Vorgegebene Vorstellungen waren:
1.
Morgen regnet es auf 30% der Fläche
2.
Morgen regnet es 30% der Zeit
3.
Es wird an 30% der Tage regnen, welche die gleiche Wetterlage wie der morgige
haben.
Während die New Yorker mehrheitlich auf die 3. Option tippten, kam gerade diese
Interpretation den europäischen Befragten besonders unsinnig vor. Sie favorisierten
eher die zweite Möglichkeit, also die Zeit, die es regnen würde. Das wirkliche
Ausmaß der Unklarheit kam durch eigene Erläuterungen ans Tageslicht: Einige
Teilnehmer in New York und in Berlin interpretierten die Regenwahrscheinlichkeit
als eine Art Abstimmungsergebnis unter den Wetterexperten; sie erklärten, dass von
zehn Meteorologen drei davon überzeugt seien, dass es morgen regnen wird!

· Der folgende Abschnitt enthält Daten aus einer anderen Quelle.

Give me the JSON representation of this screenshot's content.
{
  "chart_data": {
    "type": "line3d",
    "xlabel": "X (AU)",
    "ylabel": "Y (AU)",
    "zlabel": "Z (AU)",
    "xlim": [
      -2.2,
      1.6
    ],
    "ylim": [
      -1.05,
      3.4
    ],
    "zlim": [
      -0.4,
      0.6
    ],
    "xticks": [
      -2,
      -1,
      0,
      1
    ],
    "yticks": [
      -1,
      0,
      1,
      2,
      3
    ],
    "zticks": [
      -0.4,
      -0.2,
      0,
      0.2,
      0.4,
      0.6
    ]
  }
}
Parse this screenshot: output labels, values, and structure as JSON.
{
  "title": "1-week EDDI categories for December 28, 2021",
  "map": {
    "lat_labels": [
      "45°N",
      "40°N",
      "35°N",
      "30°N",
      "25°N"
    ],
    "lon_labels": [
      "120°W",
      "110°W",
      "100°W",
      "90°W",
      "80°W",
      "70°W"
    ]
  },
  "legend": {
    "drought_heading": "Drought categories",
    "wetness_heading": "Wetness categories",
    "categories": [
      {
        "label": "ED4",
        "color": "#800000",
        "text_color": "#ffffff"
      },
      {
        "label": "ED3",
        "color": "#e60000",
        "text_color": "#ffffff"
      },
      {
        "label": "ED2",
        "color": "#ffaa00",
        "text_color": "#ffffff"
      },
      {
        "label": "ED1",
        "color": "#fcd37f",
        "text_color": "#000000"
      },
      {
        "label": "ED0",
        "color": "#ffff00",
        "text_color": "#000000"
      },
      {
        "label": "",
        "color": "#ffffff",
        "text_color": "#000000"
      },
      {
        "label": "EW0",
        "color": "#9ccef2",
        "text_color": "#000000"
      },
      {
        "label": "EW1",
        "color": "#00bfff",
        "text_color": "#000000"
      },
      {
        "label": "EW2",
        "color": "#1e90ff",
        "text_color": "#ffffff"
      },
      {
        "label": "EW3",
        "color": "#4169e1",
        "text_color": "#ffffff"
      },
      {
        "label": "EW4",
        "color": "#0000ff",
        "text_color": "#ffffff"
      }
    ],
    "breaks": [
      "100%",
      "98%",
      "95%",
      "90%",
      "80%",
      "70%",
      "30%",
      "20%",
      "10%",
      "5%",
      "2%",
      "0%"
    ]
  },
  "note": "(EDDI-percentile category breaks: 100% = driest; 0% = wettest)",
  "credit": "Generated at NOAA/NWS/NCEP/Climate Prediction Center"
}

Die Mehrdeutigkeit der Aussage blieb unerkannt. Aber der Wahrscheinlichkeitsaussage
oben fehlt die Angabe, worauf sie sich bezieht, ob auf die Fläche, die Zeit oder eben
die Tage mit identischer Wetterlage. Die Zahl allein kann fehlinterpretiert werden,
wenn die Kategorien der Statistik das Messkonzept nicht eindeutig belegen.